Aanpasbaarheid van gebouwen en kantoren
Sloop vindt meestal niet plaats omdat gebouwen bouwvallig zijn maar omdat ze niet meer voldoen aan veranderde behoeften. Een fors aantal kantoren staat leeg omdat er geen behoefte meer aan is. En met steeds meer winkels en bedrijfsgebouwen gebeurt het zelfde. Soms kunnen ze aangepast worden voor een andere functie, zoals woonruimte voor studenten of kleinschalige bedrijfsruimte. Soms lukt dat niet omdat ze niet of onvoldoende aanpasbaar zijn of omdat ze op de verkeerde plek staan. Dan ontstaat langdurige leegstand en volgt uiteindelijk sloop. Dat is weinig duurzaam.
Het is dus belangrijk dat gebouwen flexibel, aanpasbaar, veranderbaar en herbruikbaar zijn en vooral ook op de goede plaats staan, het is immers onroerende goed. Habraken bepleitte dat al in 1961 en sindsdien zijn er tal van studies en projecten aan gewijd. We weten inmiddels veel. Zoals het belang van een goed en zo mogelijk functieneutraal ruimtelijk programma met wat overmaat, zodat andere functies en ander gebruik zonder veel bouwkundige ingrepen mogelijk is.
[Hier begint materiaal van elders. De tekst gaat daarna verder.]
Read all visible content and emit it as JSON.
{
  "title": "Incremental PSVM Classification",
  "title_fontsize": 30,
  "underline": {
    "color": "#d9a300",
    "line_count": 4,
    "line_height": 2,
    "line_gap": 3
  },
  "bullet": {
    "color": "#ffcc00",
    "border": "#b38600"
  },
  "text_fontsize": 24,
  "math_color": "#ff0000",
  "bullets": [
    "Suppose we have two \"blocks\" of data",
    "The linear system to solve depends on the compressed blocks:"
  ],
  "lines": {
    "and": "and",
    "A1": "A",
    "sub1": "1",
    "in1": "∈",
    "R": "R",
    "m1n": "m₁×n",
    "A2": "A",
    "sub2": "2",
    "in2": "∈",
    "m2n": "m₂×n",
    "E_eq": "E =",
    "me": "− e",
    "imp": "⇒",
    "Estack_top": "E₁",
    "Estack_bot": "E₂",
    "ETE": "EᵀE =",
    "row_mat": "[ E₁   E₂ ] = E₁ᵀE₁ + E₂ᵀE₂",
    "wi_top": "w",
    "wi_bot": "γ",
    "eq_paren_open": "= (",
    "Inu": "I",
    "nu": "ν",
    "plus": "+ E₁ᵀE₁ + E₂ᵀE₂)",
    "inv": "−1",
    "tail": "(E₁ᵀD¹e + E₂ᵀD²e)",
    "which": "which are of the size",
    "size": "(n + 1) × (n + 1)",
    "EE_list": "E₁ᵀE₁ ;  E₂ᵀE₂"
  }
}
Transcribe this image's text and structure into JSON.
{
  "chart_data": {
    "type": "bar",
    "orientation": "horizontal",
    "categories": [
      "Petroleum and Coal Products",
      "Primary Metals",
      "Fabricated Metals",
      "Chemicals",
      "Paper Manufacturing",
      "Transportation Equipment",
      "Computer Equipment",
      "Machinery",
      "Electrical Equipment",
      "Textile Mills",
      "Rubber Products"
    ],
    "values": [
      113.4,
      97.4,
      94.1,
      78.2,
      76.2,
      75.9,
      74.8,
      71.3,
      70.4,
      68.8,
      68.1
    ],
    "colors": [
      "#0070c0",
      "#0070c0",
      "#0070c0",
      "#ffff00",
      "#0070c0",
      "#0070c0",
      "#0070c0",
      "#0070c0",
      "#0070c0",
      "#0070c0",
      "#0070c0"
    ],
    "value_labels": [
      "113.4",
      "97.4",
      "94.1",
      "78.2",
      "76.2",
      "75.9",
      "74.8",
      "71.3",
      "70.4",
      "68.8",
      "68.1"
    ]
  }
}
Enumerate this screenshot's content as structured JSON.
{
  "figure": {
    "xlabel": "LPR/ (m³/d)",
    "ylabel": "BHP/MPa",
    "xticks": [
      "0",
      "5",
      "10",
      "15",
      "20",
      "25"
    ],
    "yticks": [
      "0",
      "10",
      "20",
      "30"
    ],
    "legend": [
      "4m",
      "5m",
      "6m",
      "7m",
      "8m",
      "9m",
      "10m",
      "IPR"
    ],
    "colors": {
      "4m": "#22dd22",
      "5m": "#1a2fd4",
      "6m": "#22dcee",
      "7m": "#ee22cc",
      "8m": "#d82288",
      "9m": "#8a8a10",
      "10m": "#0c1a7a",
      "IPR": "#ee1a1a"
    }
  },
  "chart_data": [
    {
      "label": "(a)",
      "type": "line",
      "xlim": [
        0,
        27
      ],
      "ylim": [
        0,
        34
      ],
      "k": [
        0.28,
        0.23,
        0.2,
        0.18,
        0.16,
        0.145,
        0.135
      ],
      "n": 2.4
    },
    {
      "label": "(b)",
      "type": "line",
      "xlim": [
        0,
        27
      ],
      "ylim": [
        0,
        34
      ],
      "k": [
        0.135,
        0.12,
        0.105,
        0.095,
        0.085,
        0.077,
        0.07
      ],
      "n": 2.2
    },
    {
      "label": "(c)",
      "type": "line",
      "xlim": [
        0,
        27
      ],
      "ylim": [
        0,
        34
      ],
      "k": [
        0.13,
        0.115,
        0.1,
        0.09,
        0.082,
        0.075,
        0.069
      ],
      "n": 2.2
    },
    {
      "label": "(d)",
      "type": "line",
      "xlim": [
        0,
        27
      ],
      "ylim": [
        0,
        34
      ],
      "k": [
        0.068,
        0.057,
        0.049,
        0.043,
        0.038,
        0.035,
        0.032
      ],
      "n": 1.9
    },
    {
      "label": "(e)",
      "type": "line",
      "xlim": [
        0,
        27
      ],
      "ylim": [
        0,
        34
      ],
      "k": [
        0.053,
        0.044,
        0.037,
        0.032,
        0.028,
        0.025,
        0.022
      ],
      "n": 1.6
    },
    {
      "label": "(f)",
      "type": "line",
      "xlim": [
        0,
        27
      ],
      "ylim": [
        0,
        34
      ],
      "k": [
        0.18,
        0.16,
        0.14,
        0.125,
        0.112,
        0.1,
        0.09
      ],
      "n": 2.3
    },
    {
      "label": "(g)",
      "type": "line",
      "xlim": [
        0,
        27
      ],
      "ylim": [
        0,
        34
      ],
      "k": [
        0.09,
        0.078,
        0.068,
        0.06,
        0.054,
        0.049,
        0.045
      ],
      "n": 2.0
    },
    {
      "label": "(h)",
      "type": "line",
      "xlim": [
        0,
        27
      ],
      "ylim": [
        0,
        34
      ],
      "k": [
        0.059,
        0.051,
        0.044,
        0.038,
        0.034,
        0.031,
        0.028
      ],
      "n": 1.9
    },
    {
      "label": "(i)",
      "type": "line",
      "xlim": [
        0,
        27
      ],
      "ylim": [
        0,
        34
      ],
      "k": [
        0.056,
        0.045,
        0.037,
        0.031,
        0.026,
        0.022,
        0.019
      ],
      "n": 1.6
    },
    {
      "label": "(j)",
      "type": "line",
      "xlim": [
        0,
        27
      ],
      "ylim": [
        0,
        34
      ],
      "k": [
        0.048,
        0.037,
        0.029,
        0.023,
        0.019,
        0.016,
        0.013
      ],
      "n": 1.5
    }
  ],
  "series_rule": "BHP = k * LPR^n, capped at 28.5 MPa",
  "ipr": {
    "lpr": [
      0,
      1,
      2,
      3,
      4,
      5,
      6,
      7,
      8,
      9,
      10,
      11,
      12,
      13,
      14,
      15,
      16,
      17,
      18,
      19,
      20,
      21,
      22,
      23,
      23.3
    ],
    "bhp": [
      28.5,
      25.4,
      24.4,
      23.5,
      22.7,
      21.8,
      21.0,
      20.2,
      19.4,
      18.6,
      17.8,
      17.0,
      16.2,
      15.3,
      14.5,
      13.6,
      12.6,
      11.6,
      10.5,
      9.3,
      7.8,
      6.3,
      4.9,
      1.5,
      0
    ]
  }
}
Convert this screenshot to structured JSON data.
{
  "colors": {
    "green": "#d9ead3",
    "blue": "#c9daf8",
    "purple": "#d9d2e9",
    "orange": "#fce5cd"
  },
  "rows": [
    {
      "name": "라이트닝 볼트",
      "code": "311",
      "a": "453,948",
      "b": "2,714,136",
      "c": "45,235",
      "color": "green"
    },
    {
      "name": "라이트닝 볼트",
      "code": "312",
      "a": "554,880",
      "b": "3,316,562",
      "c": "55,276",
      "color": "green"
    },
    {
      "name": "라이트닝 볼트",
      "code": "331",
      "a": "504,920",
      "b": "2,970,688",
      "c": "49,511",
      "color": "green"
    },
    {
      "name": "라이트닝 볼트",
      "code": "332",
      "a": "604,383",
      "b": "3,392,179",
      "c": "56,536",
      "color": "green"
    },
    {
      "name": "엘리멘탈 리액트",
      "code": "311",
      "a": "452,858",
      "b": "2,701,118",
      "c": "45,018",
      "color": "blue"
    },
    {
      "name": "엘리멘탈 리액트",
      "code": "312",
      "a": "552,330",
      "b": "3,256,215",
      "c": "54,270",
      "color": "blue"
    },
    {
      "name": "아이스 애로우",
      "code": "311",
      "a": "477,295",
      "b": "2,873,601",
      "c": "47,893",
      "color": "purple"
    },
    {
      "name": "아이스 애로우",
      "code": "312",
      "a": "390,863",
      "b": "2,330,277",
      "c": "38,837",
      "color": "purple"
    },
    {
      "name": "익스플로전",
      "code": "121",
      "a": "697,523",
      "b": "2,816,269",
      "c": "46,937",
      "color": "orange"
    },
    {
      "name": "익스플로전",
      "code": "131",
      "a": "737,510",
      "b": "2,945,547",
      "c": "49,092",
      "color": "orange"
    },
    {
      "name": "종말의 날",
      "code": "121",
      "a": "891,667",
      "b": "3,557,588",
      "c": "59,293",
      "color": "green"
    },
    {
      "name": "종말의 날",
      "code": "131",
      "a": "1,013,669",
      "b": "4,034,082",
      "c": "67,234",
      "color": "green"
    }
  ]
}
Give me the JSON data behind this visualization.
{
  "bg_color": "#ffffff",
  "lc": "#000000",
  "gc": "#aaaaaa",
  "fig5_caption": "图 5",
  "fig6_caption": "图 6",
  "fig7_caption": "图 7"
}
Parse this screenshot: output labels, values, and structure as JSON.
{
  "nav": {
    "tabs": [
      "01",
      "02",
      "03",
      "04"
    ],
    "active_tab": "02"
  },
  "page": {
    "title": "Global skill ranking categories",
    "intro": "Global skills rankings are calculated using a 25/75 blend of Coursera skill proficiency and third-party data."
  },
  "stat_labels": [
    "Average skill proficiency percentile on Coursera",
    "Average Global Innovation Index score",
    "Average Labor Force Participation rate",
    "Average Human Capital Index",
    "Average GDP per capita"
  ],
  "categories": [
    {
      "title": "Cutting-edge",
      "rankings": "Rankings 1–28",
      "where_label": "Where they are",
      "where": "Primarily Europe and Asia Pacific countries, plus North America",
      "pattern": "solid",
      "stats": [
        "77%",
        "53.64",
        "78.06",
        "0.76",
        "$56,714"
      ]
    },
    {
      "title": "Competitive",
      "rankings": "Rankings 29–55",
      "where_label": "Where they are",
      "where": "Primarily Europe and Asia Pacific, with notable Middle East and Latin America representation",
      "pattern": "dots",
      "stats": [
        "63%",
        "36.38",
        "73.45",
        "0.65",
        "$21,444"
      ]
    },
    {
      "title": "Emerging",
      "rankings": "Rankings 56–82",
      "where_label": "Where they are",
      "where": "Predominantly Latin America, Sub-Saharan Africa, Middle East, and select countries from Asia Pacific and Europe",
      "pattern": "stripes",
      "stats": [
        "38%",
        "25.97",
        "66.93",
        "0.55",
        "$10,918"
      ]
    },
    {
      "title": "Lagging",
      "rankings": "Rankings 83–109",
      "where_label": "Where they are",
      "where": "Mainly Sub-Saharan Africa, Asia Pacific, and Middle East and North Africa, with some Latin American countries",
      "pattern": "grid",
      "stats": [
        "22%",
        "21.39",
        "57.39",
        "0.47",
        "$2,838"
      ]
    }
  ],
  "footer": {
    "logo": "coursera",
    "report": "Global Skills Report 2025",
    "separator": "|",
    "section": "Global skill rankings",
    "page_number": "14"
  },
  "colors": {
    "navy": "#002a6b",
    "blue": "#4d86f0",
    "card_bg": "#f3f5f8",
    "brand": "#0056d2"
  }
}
Toch wordt er nog onvoldoende aandacht aan besteed. De oorzaken zijn divers. Een zeer groot deel van de bouwproductie wordt gerealiseerd door projectontwikkelaars, een sector die – voor zover geen onderdeel van een woningcorporatie of een private beheerder – een overheersend korte-termijn belang heeft. Hoewel dat aandacht voor lange-termijn aspecten niet bij voorbaat uitsluit en er ook goede voorbeelden zijn, blijft het zelfs bij woningcorporaties veelal bij wat vrij-indeelbare of ‘levensloopbestendige’ woningen. Het aantal expliciet aanpasbaar, veranderbaar of uitbreidbaarheid ontwikkelde woningen of gebouwen met casco’s waarin meerdere functionele programma’s passen is nog steeds verwaarloosbaar. Zelfs verbouwingen en renovaties zijn meestal meer gericht op het realiseren van specifieke doelen en functies dan op flexibiliteit en aanpasbaarheid.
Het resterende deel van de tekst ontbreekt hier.